G-protein coupled receptors (GPCRs) constitute a large protein family of receptors expressed in cells of eukaryotes. GPCRs play crucial roles in intracellular signaling and are involved in various physiological and pathological phenomena. Hence, approximately one-third of medicinal agents are targeted to any of GPCRs. G proteins are classified by types of α-subunit of coupled G-protein: Gs, Gi/o, and Gq/11. Each G-protein transduces signal by stimulating or inhibiting cAMP signal pathway (Gs, Gi/o) or by activating phosphatidylinositol signal pathway (Gq/11). Recently, the evidence is increasing that multiple GPCRs constitute homo- or hetero-oligomer and induce atypical signal which cannot be caused by either individual GPCRs only. Although heteromeric GPCR complexes are suggested to occur in many neurons, their contribution to neuronal function remains unclear. In previous study, we address this question using two GPCRs expressed in cerebellar Purkinje cells: type-1 metabotropic glutamate receptor (mGluR1), which mediates cerebellar long-term depression, a form of synaptic plasticity crucial for cerebellar motor learning, and adenosine A1 receptor (A1R), which regulates neurotransmitter release and neuronal excitability in central neurons. We showed that functional interaction and complex formation between mGluR1 and A1R. We inferred that mGluR1 might constitute hetero-oligomer with other cAMP pathway-dependent GPCR (GsPCR or Gi/oPCR) and be able to mediate signals of each.
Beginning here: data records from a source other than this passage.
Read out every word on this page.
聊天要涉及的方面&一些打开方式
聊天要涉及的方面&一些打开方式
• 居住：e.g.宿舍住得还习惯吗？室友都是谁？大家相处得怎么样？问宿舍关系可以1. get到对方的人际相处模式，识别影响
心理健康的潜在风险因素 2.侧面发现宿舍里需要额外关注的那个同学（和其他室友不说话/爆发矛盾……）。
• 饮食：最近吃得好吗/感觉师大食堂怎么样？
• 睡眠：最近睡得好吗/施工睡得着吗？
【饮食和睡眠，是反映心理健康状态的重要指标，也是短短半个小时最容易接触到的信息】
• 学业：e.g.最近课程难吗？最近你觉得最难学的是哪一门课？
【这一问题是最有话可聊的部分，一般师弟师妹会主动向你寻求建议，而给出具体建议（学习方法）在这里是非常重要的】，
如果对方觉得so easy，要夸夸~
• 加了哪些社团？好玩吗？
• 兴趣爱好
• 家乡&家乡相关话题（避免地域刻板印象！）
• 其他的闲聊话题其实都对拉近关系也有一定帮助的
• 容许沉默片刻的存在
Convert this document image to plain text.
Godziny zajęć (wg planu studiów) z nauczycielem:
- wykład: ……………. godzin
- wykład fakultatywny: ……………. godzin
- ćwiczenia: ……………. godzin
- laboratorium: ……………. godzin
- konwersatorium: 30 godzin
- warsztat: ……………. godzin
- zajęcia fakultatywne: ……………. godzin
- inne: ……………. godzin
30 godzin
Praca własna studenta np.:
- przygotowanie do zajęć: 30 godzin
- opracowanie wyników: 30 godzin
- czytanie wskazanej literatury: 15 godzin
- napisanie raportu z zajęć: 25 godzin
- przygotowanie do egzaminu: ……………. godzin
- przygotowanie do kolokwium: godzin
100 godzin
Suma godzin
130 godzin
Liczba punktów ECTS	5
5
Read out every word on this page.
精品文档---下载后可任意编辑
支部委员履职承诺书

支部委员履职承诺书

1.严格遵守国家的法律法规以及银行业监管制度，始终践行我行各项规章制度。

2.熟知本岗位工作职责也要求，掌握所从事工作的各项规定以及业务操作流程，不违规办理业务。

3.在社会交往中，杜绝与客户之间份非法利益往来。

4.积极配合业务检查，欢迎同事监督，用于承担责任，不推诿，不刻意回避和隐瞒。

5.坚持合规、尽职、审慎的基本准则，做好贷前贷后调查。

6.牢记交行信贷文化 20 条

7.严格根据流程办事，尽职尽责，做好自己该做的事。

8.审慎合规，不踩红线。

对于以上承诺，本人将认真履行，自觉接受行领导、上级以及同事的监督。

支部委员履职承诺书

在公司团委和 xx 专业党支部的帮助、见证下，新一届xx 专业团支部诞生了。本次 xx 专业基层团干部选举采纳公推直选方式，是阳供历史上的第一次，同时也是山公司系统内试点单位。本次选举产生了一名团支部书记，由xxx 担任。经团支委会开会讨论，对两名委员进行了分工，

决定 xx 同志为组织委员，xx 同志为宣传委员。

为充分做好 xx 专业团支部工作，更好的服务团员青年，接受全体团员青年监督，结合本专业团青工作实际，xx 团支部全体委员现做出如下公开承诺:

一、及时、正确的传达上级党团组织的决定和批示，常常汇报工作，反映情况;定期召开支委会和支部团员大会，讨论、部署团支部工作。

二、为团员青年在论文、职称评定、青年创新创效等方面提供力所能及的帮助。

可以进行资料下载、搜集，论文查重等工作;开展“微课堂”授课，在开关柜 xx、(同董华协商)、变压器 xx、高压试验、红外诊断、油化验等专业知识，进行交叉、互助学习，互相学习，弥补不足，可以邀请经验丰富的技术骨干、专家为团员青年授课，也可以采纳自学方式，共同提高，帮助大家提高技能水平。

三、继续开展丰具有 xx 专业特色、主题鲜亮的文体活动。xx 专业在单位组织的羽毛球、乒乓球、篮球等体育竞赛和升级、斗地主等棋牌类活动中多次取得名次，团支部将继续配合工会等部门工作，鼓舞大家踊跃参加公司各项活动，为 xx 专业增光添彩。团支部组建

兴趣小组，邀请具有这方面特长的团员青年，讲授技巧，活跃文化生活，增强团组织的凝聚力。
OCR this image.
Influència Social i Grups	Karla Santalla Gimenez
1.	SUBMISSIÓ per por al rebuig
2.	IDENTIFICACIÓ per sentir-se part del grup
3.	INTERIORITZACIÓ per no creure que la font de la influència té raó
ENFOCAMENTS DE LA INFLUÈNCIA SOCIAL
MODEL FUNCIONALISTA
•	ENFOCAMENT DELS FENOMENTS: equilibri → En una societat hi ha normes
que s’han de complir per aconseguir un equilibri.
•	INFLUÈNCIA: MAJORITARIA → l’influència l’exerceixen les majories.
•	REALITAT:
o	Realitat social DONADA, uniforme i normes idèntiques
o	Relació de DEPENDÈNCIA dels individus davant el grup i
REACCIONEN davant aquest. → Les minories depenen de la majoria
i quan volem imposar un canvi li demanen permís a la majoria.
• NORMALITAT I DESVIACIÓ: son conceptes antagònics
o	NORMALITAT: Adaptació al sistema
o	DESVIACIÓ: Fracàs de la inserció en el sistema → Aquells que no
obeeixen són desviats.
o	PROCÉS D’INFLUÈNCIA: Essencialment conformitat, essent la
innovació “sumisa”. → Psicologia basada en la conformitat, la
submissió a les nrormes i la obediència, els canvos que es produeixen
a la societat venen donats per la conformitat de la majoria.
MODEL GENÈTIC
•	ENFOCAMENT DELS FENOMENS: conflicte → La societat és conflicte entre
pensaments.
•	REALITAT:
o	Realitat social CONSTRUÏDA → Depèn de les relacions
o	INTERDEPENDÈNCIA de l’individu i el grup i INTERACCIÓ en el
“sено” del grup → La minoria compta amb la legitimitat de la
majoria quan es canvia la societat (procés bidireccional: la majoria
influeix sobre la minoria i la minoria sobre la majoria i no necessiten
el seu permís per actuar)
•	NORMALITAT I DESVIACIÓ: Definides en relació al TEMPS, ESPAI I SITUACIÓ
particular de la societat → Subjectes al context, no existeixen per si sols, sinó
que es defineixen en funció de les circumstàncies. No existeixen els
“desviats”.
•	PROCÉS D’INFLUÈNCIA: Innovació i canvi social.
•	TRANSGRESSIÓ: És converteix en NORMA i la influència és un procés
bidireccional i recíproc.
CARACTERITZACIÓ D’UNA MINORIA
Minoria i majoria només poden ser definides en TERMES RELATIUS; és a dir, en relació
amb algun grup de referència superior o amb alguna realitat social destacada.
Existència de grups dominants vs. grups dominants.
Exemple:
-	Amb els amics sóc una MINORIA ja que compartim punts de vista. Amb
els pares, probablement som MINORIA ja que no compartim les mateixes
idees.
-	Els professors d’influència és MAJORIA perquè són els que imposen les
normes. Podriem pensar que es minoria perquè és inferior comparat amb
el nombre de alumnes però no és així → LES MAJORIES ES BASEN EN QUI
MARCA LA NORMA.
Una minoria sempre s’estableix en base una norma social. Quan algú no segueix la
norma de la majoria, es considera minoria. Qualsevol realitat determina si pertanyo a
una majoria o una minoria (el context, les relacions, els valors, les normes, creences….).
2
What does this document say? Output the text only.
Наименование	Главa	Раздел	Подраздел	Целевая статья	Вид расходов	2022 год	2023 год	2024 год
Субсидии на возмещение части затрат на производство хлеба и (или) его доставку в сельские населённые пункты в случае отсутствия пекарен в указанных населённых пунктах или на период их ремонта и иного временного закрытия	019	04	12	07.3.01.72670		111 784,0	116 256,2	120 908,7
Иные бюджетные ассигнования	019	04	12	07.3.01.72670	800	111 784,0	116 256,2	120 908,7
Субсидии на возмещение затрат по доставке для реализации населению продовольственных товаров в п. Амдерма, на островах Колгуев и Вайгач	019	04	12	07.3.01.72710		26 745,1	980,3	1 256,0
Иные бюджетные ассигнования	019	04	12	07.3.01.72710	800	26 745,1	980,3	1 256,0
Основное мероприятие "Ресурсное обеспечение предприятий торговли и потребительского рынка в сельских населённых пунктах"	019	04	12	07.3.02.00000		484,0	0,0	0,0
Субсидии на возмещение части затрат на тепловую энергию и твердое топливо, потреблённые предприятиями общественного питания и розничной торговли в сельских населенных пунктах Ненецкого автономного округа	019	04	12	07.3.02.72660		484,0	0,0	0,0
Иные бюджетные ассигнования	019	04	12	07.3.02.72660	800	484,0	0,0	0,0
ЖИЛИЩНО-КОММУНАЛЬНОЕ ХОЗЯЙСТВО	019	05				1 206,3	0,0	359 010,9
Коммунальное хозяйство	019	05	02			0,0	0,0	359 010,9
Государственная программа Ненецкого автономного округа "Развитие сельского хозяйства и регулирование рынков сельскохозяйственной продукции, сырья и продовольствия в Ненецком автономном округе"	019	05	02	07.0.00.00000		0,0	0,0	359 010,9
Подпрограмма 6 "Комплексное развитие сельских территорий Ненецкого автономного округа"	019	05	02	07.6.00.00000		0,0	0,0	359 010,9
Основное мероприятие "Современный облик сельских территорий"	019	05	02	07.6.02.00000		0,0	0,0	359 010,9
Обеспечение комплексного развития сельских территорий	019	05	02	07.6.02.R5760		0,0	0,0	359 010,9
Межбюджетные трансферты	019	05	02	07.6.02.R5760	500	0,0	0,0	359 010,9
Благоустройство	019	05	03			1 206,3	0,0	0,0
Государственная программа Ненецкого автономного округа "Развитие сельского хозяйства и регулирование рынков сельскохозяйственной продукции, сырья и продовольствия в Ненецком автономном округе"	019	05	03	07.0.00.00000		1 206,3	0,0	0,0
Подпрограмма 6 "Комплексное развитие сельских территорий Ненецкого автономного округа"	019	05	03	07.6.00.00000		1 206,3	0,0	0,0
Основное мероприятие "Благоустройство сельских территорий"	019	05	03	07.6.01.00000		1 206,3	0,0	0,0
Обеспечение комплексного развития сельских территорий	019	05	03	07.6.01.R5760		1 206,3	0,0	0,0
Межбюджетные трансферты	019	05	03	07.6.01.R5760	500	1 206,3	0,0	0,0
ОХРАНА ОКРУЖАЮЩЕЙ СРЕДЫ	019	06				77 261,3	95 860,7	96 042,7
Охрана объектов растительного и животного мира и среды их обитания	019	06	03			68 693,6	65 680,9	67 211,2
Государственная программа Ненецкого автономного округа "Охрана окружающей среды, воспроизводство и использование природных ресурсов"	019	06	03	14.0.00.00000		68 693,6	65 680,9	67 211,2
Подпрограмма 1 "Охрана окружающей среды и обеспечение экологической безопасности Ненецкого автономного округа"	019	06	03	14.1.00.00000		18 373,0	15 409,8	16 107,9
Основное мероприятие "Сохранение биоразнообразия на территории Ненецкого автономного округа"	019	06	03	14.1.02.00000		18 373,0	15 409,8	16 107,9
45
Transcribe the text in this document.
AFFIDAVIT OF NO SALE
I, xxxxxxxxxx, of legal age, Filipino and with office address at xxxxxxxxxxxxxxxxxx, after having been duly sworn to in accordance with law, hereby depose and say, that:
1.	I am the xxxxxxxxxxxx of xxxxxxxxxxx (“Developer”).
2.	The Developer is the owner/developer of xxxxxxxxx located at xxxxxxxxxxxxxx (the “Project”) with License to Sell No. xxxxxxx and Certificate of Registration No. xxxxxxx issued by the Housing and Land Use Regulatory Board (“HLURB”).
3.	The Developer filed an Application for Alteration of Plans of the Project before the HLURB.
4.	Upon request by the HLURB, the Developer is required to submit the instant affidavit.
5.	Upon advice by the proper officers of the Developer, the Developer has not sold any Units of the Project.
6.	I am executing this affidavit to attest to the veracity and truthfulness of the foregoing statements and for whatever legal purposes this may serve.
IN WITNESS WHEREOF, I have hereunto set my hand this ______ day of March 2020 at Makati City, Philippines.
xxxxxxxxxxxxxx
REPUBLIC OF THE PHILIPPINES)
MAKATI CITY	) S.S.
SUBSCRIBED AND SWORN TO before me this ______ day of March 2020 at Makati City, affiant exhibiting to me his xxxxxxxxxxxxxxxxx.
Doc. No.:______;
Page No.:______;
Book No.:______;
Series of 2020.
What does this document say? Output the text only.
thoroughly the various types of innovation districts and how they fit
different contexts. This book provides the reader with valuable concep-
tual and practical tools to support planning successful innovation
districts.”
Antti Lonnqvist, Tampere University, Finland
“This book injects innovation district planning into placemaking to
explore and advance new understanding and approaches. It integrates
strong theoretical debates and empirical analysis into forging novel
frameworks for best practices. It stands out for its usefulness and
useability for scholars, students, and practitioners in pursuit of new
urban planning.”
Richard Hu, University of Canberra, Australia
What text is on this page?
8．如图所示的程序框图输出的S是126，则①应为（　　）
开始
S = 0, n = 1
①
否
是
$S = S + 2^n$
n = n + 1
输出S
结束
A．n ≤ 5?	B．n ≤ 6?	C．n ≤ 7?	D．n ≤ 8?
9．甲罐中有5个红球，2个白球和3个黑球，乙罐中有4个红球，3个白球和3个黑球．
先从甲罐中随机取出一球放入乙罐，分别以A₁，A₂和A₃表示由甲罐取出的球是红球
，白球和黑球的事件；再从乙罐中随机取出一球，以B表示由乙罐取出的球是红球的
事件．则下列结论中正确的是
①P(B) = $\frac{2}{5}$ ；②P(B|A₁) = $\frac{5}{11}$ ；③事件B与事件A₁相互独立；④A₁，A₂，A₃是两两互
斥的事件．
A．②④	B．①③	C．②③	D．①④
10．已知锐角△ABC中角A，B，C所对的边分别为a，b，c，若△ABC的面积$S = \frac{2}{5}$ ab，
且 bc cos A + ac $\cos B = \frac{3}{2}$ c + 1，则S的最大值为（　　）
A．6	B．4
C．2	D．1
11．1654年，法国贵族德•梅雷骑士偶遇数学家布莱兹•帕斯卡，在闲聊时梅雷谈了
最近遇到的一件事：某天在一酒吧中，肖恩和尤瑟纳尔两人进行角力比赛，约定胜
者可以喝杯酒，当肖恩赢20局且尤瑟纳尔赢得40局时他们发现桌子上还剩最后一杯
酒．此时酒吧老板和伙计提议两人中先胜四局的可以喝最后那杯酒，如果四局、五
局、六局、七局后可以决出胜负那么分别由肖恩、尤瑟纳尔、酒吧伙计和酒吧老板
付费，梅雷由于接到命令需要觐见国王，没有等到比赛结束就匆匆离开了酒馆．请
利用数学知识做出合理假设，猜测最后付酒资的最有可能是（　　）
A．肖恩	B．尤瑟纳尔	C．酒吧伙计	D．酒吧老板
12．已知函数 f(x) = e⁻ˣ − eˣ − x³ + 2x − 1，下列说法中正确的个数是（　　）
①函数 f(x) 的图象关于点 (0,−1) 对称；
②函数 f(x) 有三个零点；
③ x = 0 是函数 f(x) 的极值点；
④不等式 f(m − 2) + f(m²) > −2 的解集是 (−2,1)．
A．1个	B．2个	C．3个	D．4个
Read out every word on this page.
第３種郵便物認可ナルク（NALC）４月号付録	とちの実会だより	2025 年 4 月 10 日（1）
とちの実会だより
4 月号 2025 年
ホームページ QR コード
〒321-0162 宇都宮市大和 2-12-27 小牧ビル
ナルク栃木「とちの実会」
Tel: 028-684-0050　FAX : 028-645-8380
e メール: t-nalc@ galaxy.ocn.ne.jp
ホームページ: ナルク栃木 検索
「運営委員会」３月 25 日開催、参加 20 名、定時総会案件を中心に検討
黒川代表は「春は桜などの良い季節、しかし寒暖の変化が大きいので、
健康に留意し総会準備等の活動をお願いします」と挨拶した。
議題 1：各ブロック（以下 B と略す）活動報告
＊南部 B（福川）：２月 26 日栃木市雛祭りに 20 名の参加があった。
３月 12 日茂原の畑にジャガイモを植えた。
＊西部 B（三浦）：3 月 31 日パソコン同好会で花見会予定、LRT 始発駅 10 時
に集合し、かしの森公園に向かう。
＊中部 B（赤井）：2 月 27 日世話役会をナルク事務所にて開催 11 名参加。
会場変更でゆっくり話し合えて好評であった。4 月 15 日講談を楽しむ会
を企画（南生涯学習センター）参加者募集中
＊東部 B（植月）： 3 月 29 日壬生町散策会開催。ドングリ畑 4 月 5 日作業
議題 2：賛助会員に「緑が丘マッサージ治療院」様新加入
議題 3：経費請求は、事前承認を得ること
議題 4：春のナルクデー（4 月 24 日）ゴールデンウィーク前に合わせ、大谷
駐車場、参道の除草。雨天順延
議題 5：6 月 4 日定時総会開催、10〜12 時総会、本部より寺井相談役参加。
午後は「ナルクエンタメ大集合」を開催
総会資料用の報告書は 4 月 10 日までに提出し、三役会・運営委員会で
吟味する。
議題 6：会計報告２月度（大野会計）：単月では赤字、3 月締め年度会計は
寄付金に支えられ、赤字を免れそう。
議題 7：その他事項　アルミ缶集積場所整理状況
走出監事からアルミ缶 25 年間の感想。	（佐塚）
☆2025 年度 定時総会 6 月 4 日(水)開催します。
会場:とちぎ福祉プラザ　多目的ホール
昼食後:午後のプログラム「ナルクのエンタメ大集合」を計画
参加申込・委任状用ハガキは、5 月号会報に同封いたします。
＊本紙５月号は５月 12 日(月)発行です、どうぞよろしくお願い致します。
Thus, we examined possibility of forming complex between mGluR1 and other GPCR by Förster resonance energy transfer(FRET), Bimolecular fluorescence complementation(BiFC), and co-immunoprecipitation. Moreover, we evaluated GPCR complex formation mediate signaling modulation using Ca2+ imaging and cAMP homogenous FRET assay. These analyses revealed that mGluR1 and some GPCRs closely colocalized and formed heteromeric complexes on the cell surfaces. Furthermore, our signaling analysis showed that these complex formations regulate their function each other. Our results provide a new insight into neuronal GPCR signaling and demonstrate a novel regulatory mechanism of synaptic plasticity.